Imposing Minimal Memory Ordering on Multiprocessors
Shared memory has been widely adopted as the primary system level programming abstraction on modern multiprocessor systems due to its ease of programming. To assist programmers in understanding program behaviors with respect to read and write operations originating from multiple processors, many memory consistency models have been proposed. Sequential consistency (SC) memory model is the simplest and most intuitive model, but its strict memory ordering requirements can restrict many hardware and compiler optimizations that are possible in uniprocessors. For higher performance, many manufacturers typically choose to support relaxed consistency models. In these models, memory fence instructions are also provided to permit selective overriding of default relaxed memory access ordering, where strict ordering must be enforced for program correctness.
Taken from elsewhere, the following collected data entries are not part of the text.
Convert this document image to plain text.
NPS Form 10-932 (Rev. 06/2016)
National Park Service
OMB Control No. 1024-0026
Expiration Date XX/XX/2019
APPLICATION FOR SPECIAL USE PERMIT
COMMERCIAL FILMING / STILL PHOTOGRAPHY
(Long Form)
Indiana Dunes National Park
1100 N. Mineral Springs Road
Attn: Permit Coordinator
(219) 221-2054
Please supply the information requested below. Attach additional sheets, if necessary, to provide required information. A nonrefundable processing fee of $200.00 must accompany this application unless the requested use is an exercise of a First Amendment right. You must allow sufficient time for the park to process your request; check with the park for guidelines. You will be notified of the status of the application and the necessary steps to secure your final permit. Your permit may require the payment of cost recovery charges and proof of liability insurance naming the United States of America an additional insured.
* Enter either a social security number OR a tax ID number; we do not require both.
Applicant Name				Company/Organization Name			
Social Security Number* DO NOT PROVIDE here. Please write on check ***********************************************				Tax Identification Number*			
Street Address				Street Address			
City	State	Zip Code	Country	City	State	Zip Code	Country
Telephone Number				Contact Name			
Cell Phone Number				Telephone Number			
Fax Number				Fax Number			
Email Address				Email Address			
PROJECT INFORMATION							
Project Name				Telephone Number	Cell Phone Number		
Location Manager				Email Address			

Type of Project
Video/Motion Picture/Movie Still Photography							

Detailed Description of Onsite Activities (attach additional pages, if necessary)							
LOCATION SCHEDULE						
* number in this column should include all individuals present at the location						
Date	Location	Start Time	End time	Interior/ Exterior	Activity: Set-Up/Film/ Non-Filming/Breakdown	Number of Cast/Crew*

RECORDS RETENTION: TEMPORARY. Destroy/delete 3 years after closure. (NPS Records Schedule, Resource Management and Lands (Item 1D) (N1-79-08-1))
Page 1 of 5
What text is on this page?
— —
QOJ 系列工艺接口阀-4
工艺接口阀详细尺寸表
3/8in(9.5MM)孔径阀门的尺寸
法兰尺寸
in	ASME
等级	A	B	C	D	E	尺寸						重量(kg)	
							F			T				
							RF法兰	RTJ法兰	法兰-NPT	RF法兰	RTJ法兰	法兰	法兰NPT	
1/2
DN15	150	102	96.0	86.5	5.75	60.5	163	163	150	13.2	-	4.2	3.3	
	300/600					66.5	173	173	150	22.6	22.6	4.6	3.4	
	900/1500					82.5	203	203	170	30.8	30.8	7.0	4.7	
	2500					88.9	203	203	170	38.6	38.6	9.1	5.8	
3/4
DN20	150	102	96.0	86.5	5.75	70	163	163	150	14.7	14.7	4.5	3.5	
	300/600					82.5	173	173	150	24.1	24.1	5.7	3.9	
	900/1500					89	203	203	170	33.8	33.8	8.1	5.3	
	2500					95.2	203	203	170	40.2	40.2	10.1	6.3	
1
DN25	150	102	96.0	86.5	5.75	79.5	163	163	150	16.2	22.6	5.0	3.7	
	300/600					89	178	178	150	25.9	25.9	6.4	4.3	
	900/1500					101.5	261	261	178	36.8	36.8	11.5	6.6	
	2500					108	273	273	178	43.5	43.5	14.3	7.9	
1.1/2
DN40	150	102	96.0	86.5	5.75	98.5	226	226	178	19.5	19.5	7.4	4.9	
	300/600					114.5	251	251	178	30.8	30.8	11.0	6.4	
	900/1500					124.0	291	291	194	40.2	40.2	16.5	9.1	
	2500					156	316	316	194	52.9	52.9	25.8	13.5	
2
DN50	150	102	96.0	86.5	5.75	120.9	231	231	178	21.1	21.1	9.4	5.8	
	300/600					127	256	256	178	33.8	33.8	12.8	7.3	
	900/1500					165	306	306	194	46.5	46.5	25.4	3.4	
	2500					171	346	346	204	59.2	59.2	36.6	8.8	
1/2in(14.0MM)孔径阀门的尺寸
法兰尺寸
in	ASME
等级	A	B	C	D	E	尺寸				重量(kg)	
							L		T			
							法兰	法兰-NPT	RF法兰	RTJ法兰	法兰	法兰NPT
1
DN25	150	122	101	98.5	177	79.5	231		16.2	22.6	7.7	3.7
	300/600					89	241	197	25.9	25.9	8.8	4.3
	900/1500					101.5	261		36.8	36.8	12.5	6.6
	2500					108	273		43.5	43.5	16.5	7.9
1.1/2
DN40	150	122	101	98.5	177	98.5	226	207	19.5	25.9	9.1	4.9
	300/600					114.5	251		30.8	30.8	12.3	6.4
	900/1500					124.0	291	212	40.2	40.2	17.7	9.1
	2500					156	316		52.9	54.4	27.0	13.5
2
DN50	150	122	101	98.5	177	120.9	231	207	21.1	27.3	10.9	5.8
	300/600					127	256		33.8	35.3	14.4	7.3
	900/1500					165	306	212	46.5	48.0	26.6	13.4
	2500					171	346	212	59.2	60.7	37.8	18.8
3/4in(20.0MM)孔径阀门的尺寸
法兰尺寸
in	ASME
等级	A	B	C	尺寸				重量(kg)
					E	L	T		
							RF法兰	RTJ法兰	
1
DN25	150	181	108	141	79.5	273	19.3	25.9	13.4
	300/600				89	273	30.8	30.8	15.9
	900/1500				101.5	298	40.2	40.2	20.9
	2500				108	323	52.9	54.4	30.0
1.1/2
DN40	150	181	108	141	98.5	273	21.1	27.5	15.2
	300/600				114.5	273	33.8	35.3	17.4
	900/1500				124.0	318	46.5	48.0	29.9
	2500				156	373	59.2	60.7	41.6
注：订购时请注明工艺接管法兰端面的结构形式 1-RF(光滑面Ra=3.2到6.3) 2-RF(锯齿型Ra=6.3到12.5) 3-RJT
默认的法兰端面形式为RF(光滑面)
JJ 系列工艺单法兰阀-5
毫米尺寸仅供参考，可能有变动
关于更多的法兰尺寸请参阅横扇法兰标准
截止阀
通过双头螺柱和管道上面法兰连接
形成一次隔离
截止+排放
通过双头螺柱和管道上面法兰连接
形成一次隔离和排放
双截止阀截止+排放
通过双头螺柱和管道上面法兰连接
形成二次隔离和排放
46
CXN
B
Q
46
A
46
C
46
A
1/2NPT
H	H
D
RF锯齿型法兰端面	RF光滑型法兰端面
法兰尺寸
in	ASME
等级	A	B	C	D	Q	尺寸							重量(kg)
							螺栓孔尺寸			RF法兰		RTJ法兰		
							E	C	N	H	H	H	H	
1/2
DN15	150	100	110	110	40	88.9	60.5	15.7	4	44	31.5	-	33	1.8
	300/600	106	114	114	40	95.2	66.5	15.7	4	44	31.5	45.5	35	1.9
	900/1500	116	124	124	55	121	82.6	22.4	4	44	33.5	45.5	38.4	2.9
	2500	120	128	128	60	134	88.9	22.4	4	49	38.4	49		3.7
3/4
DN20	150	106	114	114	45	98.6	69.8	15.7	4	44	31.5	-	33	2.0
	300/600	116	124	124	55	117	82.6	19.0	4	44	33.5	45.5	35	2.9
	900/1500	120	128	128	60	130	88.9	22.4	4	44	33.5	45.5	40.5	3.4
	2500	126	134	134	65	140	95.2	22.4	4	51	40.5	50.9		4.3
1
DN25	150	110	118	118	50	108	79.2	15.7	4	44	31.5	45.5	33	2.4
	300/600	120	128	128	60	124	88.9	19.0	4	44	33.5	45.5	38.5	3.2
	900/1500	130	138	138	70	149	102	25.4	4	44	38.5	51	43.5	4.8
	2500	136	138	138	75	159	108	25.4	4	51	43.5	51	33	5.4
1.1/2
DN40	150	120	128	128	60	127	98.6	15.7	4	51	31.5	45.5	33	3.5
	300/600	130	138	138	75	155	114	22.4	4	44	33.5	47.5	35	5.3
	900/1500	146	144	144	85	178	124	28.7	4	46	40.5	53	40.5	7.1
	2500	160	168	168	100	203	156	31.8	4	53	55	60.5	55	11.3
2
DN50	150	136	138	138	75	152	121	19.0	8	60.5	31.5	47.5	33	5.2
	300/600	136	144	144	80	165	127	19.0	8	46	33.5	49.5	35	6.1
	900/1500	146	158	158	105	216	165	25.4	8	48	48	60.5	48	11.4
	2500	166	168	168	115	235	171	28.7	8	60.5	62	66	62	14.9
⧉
However, memory fences are costly because they cause a processor to stall.
Although the underlying memory models or memory fence instructions require a set of memory orderings to be enforced, they are not always necessary at runtime. If reordering of two memory operations executed on one processor is not observed by any other processor, then the reordering is safe as the program will behave the same as if they were not reordered. Thus we observe that it is possible to relax some of memory orderings that are in general required but are unnecessary in the current execution. The goal of this dissertation is to dynamically identify the necessary memory orderings and thus relax the rest of the required memory orderings. The challenge of achieving this goal is to efficiently identify the necessary memory orderings.
This dissertation explores programming, compiler, and hardware support for eliminating unnecessary memory orderings to improve program performance. First, conflict ordering is proposed for implementing SC efficiently, where SC is enforced by explicitly ordering only conflicting memory operations in the global memory order, instead of all memory operations. The approach achieves SC performance comparable to RMO (relaxed memory ordering), without aggressive post-retirement speculation. Next, three approaches (i.e., scoped fence, conditional fence, and address-aware fence) are proposed to relax memory orderings imposed by memory fences, representing different levels of support from programmer, compiler and hardware. These approaches make memory fences lightweight to use.